I agree with the first part, but getting rid of JS entirely means that if you want to augment some HTML with one line of javascript you have to build a WASM binary to do it?

I see good use cases for building entirely in html/JS and also building entirely in WASM.

brokencode|5 months ago

You can use a framework that abstracts all the WASM to JS communication for DOM access. There are many such framework already.

The only issue is that there’s a performance cost. Not sure how significant it is for typical applications, but it definitely exists.

It’d be nice to have direct DOM access, but if the performance is not a significant problem, then I can see the rationale for not putting in the major amount of work work it’d take to do this.

lyu07282|5 months ago

I was under the impression that this very much still on the table, with active work like the component model laying the foundation for the ABI to come.

benrutter|5 months ago

I have slightly different question than OP - what's left until it feels like javascript is gone for people who don't want to touch it?

Say I really want to write front end code in Rust* does there just need to be a library that handles the js DOM calls for me?
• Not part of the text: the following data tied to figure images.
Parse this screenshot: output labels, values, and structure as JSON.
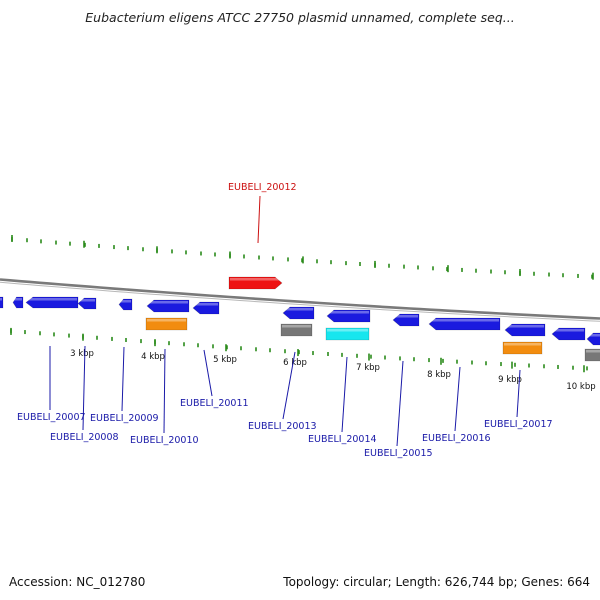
{
  "title": "Eubacterium eligens ATCC 27750 plasmid unnamed, complete seq...",
  "footer": {
    "accession": "Accession: NC_012780",
    "summary": "Topology: circular; Length: 626,744 bp; Genes: 664"
  },
  "colors": {
    "gene_blue": "#1a1adf",
    "gene_orange": "#f28c0f",
    "gene_cyan": "#17e6ee",
    "gene_gray": "#777777",
    "gene_red": "#ee1111",
    "label_blue": "#1a1aa8",
    "label_red": "#cc1111",
    "tick_green": "#2a8a1a",
    "backbone": "#7a7a7a"
  },
  "scale_labels": [
    "3 kbp",
    "4 kbp",
    "5 kbp",
    "6 kbp",
    "7 kbp",
    "8 kbp",
    "9 kbp",
    "10 kbp"
  ],
  "gene_labels": [
    {
      "id": "EUBELI_20007",
      "text": "EUBELI_20007",
      "color": "blue"
    },
    {
      "id": "EUBELI_20008",
      "text": "EUBELI_20008",
      "color": "blue"
    },
    {
      "id": "EUBELI_20009",
      "text": "EUBELI_20009",
      "color": "blue"
    },
    {
      "id": "EUBELI_20010",
      "text": "EUBELI_20010",
      "color": "blue"
    },
    {
      "id": "EUBELI_20011",
      "text": "EUBELI_20011",
      "color": "blue"
    },
    {
      "id": "EUBELI_20012",
      "text": "EUBELI_20012",
      "color": "red"
    },
    {
      "id": "EUBELI_20013",
      "text": "EUBELI_20013",
      "color": "blue"
    },
    {
      "id": "EUBELI_20014",
      "text": "EUBELI_20014",
      "color": "blue"
    },
    {
      "id": "EUBELI_20015",
      "text": "EUBELI_20015",
      "color": "blue"
    },
    {
      "id": "EUBELI_20016",
      "text": "EUBELI_20016",
      "color": "blue"
    },
    {
      "id": "EUBELI_20017",
      "text": "EUBELI_20017",
      "color": "blue"
    }
  ]
}
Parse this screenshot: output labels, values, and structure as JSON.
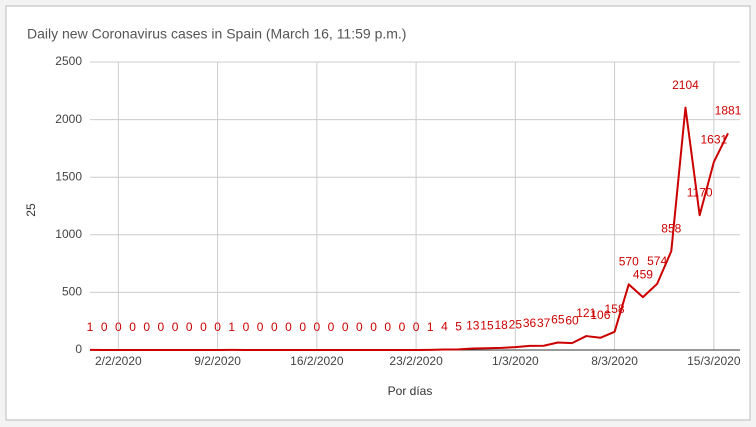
{
  "chart_data": {
    "type": "line",
    "title": "Daily new Coronavirus cases in Spain (March 16, 11:59 p.m.)",
    "y_label": "25",
    "x_label": "Por días",
    "categories": [
      null,
      null,
      "2/2/2020",
      null,
      null,
      null,
      null,
      null,
      null,
      "9/2/2020",
      null,
      null,
      null,
      null,
      null,
      null,
      "16/2/2020",
      null,
      null,
      null,
      null,
      null,
      null,
      "23/2/2020",
      null,
      null,
      null,
      null,
      null,
      null,
      "1/3/2020",
      null,
      null,
      null,
      null,
      null,
      null,
      "8/3/2020",
      null,
      null,
      null,
      null,
      null,
      null,
      "15/3/2020",
      null
    ],
    "series": [
      {
        "name": "25",
        "color": "#cc0000",
        "values": [
          1,
          0,
          0,
          0,
          0,
          0,
          0,
          0,
          0,
          0,
          1,
          0,
          0,
          0,
          0,
          0,
          0,
          0,
          0,
          0,
          0,
          0,
          0,
          0,
          1,
          4,
          5,
          13,
          15,
          18,
          25,
          36,
          37,
          65,
          60,
          121,
          106,
          158,
          570,
          459,
          574,
          858,
          2104,
          1170,
          1631,
          1881
        ]
      }
    ],
    "ylim": [
      0,
      2500
    ],
    "yticks": [
      0,
      500,
      1000,
      1500,
      2000,
      2500
    ],
    "grid": true
  }
}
After that, I don't ever have to think about javascript again?

tcfhgj|5 months ago

> Say I really want to write front end code in Rust* does there just need to be a library that handles the js DOM calls for me? After that, I don't ever have to think about javascript again?

yes, e.g. with Leptos you don't have to touch JS at all

zekrioca|5 months ago

Could you list some of these downsides and what are the reason of their existence?

cogman10|5 months ago

For starters, the DOM API is huge and expansive. Simply giving WASM the DOM means you are greatly expanding what the sandbox can do. That means lower friction when writing WASM with much much higher security risks.

But further, WASM is more than just a browser thing at this point. You might be running in an environment that has no DOM to speak of (think nodejs). Having this bolted on extension simply for ease of use means you now need to decide how and when you communicate its availability.

And the benefits just aren't there. You can create a DOM exposing library for WASM if you really want to (I believe a few already exist) but you end up with a "what's the point". If you are trying to make some sort of UX framework based on wasm then you probably don't want to actually expose the DOM, you want to expose the framework functions.